I’m a physics teacher and a data scientist who loves open source programs and tools. I have master’s degree in natural science period during which I developed my research using Python for data analysis and data processing.
Since then, I have studied and, more recently, worked with python, data science and machine learning algorithms focused in business solutions. For more details about my projects and each solution, they are described in the Data Science Projects and Data Engineering Projects sections.
To help the booking of the Airbnb this data science project aim to create a machine learning model to predict the first booking of a new user.

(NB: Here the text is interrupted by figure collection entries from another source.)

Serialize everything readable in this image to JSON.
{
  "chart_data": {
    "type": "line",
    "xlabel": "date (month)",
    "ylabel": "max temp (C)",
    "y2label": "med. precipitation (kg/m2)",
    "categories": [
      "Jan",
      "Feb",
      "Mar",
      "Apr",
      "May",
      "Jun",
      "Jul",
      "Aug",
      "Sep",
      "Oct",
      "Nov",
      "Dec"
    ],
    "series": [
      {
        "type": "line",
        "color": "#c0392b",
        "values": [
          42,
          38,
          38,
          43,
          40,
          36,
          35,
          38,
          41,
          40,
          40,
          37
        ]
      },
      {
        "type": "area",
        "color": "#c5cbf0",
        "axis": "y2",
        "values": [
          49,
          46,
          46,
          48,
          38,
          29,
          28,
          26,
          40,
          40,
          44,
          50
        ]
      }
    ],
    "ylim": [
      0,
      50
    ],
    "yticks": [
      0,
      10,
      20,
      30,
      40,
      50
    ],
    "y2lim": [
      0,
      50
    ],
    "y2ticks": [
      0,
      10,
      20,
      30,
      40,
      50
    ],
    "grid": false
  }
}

Unfortunately the database is very desbalanced which difficult the prediction of the model, the best result was 17.48% +/- 0.4% of accuracy. Therefore new approaches guided by the business will be necessary to improve the results.
To help the sales team, this data science project was created to sort a list to improve the cross-selling. The model was able to organize that almost all interested customers (98.31% +/- 0.16%) stay on up to 50% of the list, saving half of the expenses incurred for calls. So, if each call costs R$ 15.00 in 20,000.00 there is an expense of R$ 300,000.00. Using the model it is possible to spend only R$ 150,000.00.

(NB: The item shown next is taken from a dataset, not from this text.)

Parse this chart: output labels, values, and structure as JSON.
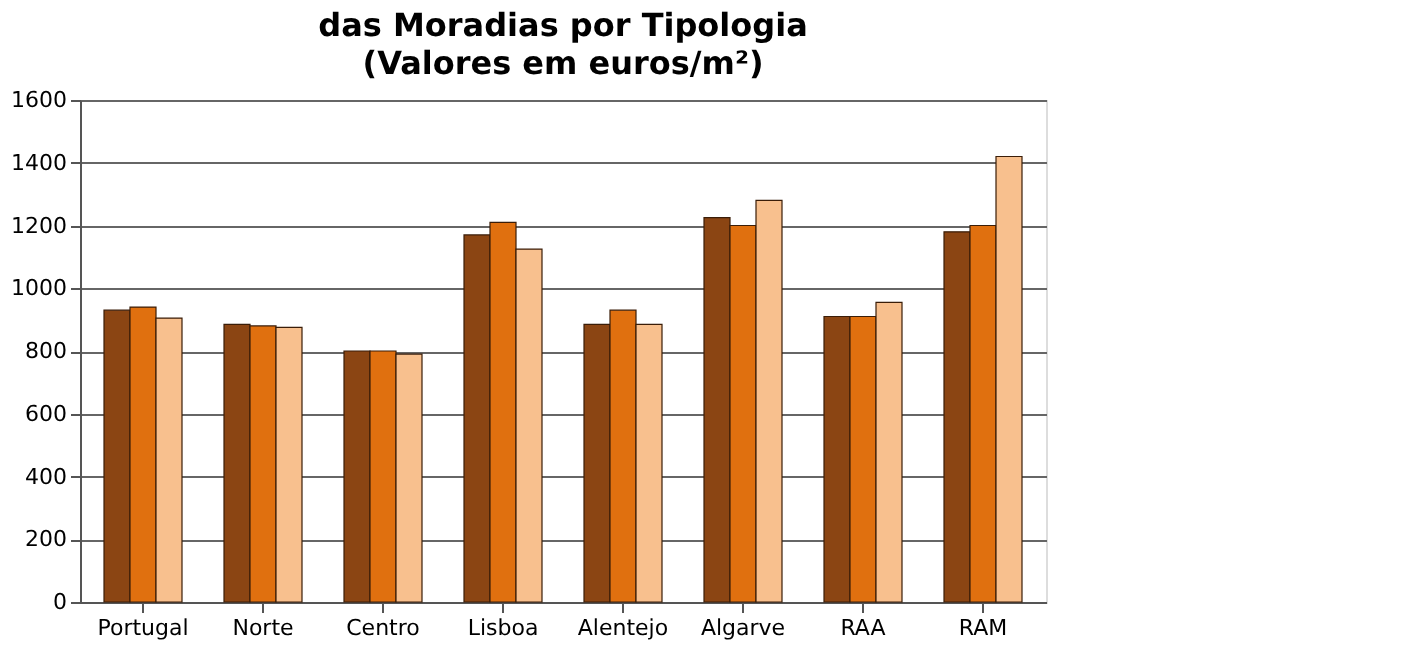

Financial transactions fraud is one of the biggest problems faced by financial institutions. Thus, this project uses data science and machine learning to detect and avoid fraudulent transactions. The model got a precision of 96.3% +/- 0.7% and a recall of 76.3% +/- 3.5%. The profit expected by the company is R$ 57,251,574.44.
When a client churns, it represents a problem, which results in money loss for the company. In this project, I created a solution using data to predict such behavior and avoid it. The machine learning model was able to detect 76.5% of the client which could churn, by using unseen data as example. It represents a recovery of R$ 2,878,197.97 for the company.
Cardio Catch Disease is a company specialized in detecting heart diseases in early stages. For every 5% above 50% of prediction accuracy, there is an increase of 50% on the value charged per client. So, in this data science project, I created a model with a recognition rate of 71.8% +/- 0.5% and the estimated profit generated by using this model may be about R$ 11,285,500.00.
To ideate a new strategy of investments in for each sale store may be difficult. Therefore, to help the stack holders to make decisions about individual investments for each and every store in the chain, this data science project created a machine learning model able to predict the sales up to six weeks in advance. Hence, enabling them to calculate the profit per store and the amount of money available to invest.
The Bookclub doesn’t collect the data from its website, however they are updated with each purchase, sale or exchange that takes place on the website. For this purpose, this project aims to collect, transforma and load (ETL) data from the website books.toscrape for a SQLite database. The ETL is schenduled using Airflow using a Docker.